Je voudrais rappeler que c’est depuis le 13 juin 2023, soit bien avant le début de l’audition de mon client, que la Sonara avait reçu notre courrier et les photocopies des pièces, à peu près 159 au total, dont nous sollicitions la certification pour leur usage dans le cadre de la défense de M. Metouck. C’est seulement le 16 mars 2024 que la Sonara nous a adressé 19 pièces. A l’audience du 16 mai 2024, il a été observé que la certification n’était pas conforme. Le tribunal a ainsi décidé que ces pièces soient retournées à la Sonara pour corriger les manquements constatés.
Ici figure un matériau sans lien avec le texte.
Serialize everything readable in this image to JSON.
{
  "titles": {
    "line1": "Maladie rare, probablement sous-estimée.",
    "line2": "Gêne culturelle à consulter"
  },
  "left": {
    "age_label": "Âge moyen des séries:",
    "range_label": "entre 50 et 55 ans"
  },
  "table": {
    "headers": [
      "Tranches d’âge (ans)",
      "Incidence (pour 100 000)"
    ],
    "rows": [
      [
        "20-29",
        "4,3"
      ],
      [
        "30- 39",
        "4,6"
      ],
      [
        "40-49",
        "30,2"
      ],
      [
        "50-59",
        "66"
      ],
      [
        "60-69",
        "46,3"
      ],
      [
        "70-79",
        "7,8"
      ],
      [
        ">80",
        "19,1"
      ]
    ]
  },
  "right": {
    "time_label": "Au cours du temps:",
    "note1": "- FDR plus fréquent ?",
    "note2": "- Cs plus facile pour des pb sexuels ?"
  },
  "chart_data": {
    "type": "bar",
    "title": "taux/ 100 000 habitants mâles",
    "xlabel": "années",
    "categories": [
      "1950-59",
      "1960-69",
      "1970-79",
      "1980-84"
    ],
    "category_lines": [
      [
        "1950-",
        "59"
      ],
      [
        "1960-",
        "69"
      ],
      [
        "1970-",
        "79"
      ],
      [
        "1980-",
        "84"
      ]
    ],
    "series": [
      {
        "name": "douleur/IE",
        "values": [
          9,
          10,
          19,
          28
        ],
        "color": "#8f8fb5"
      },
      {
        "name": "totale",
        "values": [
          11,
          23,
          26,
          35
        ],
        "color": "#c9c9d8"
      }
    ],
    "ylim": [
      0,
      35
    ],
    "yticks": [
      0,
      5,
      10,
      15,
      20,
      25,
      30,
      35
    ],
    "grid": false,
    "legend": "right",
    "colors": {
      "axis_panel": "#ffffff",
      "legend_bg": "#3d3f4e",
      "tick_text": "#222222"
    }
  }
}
Un courrier a été adressé à la Sonara le 23 mai 2024, dans lequel étaient répercutées les instructions du tribunal pour la régularisation des pièces en même temps qu’on relançait la Sonara sur les autres pièces qui n’étaient pas toujours certifiées. A l’audience du 3 juillet 2024, ce problème n’était pas toujours réglé et le tribunal nous a demandé d’adresser une nouvelle correspondance à la Sonara. Ce qui a été fait le 22 juillet 2024. C’est le 13 septembre 2024 que nous avons reçu la dernière requête qui clôt le débat
M. le président, l’ordonnance de renvoi comporte 46 points dont 27 concernent M. Metouck tout seul et 19 pour lesquels il est poursuivi en complicité ou en coaction pour un montant total de plus de 60 milliards de francs. Ceux qui comparaissent devant vous risquent gros. C’est pourquoi nous avons sollicité la Sonara pour la certification des pièces. Nous allons poursuivre avec son audition, mais nous serons butés au problème des pièces. Le législateur n’a jamais pensé qu’une partie civile peut être de mauvaise foi.
Au moment de poursuivre l’audition, qu’allons-nous faire ? Même les PV des conseils d’administration de la Sonara ne sont pas présentés alors qu’il est accusé de s’être octroyé d’autorité des salaires… Les copies des contrats d’achat de brut 2007, 2008, 2009 et 2010, retrouvés en machine à la Sonara, n’ont pas été certifiées. L’attention du tribunal est appelée par rapport à cette situation.»